5G : l'Internet du futur

Bien que les recherches sur les caractéristiques techniques et les utilisations potentielles de la 5G soient toujours en cours, de même que sa normalisation, il est certain que cette technologie consacrera un progrès important en matière de connectivité. La 5G apportera des améliorations de performances et notamment une latence moindre, plus de capacité et de mobilité, ainsi qu'une fiabilité et une disponibilité améliorées.  La 5G permettra aussi de connecter encore plus de terminaux simultanément et d'améliorer la durée de vie de leurs batteries.

La 5G : pourquoi est-ce une technologie de nouvelle génération ?

La 5G est poussée par de nombreuses tendances majeures qui se développent dans une société et une économie hyper-connectées. On constate notamment une forte augmentation du trafic de données, en particulier des données mobiles. Le trafic mondial de données par protocole Internet devrait augmenter en moyenne de 23% par an de 2015 à 2019. D'ici 2020, le trafic Internet mobile sera 30 fois supérieur à celui de 2010. Cette hausse est due en grande partie à un volume plus élevé de vidéos de haute qualité, et à l'utilisation grandissante du cloud computing qui permet d'accéder aux données et aux applications, ainsi qu'au nombre toujours plus important d'appareils connectés via Internet.

Les terminaux connectés comme les smartphones et les tablettes sont en effet toujours plus présents dans notre vie quotidienne : les clients s'attendent à ce que leurs appareils soient connectés partout, tout le temps, et qu'ils répondent rapidement, même en environnement urbain dense, là où le spectre radio est partagé avec des milliers d'autres utilisateurs, ou lorsque la communication en mobilité est essentielle, dans une voiture connectée ou dans un train à grande vitesse par exemple.

Au-delà des modifications des habitudes des clients, le nombre de terminaux connectés à Internet augmente fortement dans l’économie.

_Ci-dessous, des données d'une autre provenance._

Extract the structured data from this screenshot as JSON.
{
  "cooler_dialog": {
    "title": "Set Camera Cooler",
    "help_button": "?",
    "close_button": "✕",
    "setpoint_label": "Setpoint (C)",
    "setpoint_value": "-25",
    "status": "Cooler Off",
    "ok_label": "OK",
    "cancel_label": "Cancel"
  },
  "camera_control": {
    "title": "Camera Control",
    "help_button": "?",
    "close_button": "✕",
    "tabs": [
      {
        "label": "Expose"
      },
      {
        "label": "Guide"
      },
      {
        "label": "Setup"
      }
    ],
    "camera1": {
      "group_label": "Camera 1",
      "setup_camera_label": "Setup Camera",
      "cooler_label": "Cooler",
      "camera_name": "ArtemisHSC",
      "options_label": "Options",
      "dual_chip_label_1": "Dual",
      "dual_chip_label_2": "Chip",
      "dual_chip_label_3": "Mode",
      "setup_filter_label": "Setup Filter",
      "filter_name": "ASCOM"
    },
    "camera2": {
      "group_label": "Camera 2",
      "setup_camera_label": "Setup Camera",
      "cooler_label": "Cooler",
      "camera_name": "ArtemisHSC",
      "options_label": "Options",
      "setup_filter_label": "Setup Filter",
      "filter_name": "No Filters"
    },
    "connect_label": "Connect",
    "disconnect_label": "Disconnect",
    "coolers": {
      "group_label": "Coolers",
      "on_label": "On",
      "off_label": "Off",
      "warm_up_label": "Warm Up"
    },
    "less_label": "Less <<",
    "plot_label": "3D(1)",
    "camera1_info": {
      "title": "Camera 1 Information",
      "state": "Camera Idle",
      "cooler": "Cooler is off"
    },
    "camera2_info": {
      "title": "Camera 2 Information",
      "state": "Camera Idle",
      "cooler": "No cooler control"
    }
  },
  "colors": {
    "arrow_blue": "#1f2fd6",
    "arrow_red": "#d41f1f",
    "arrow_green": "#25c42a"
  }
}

On compterait jusqu’à 24 milliards d'appareils connectés et de connexions dans le monde d'ici 2019, soit 10 milliards de plus qu'en 2014. Les réseaux connecteront des objets intelligents comme des appareils électroménagers, des montres et des vêtements, ainsi que des robots industriels, des usines et entrepôts, des véhicules et des actifs délocalisés des entreprises; ils relaieront les informations collectées et pourront en permettre un traitement rapide.

Dans ce contexte de demande toujours plus élevée et de course aux performances, il est essentiel que la 5G soit nettement plus efficace que les technologies mobiles actuelles, par exemple en matière de consommation d'énergie. Dans la pratique, une conception disruptive de la 5G devrait permettre une consommation d'énergie nulle en l’absence de trafic, par exemple par un mode de veille amélioré qui mettrait hors tension certains éléments. En conséquence, un réseau 5G peu énergivore diminuerait les coûts et pourrait, par exemple, conférer aux modules de communication une durée de vie de 15 ans.

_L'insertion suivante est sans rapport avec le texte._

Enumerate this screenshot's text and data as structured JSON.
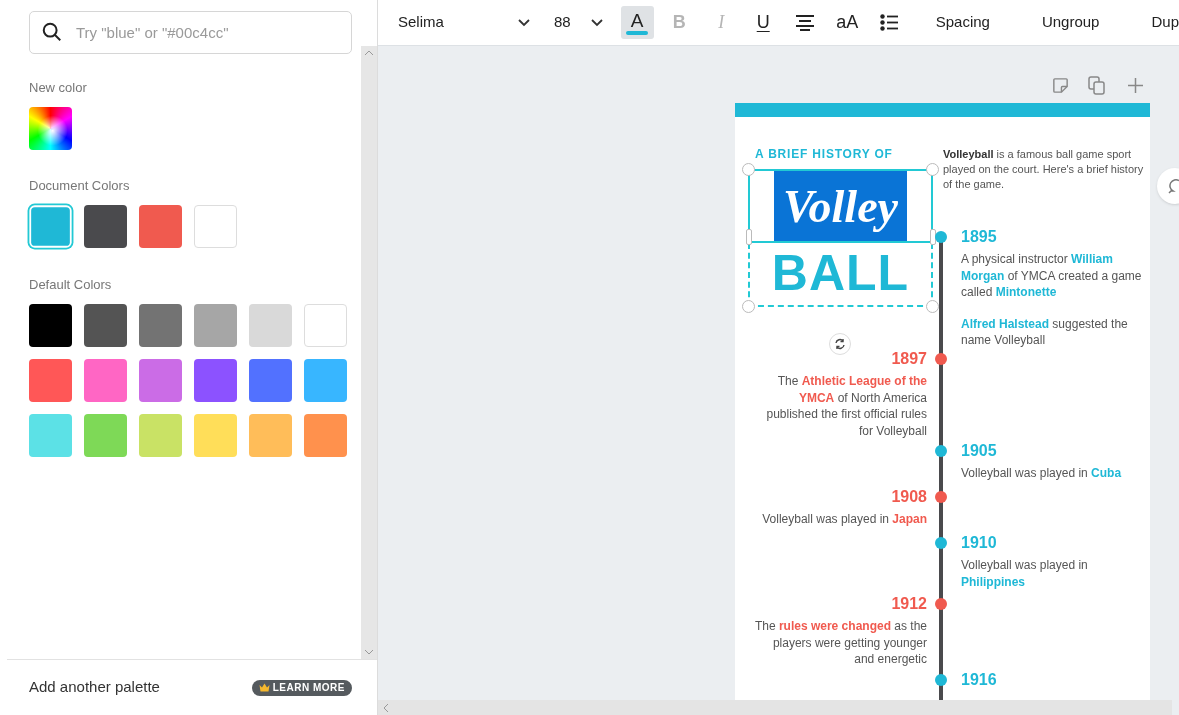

Le modèle indifférencié de l'Internet actuel n'est plus adapté aux utilisations émergentes comme les manœuvres de dépassement des véhicules autonomes ou l'automatisation des usines. La 5G permettra à l'opérateur de créer des réseaux virtuels dédiés sur une infrastructure commune. Ceux-ci pourront fournir des solutions optimales aux nombreuses exigences des différents scénarios du marché, qu'il s'agisse de la latence, de la fiabilité ou de la nécessité d’avoir une sécurité des données renforcée.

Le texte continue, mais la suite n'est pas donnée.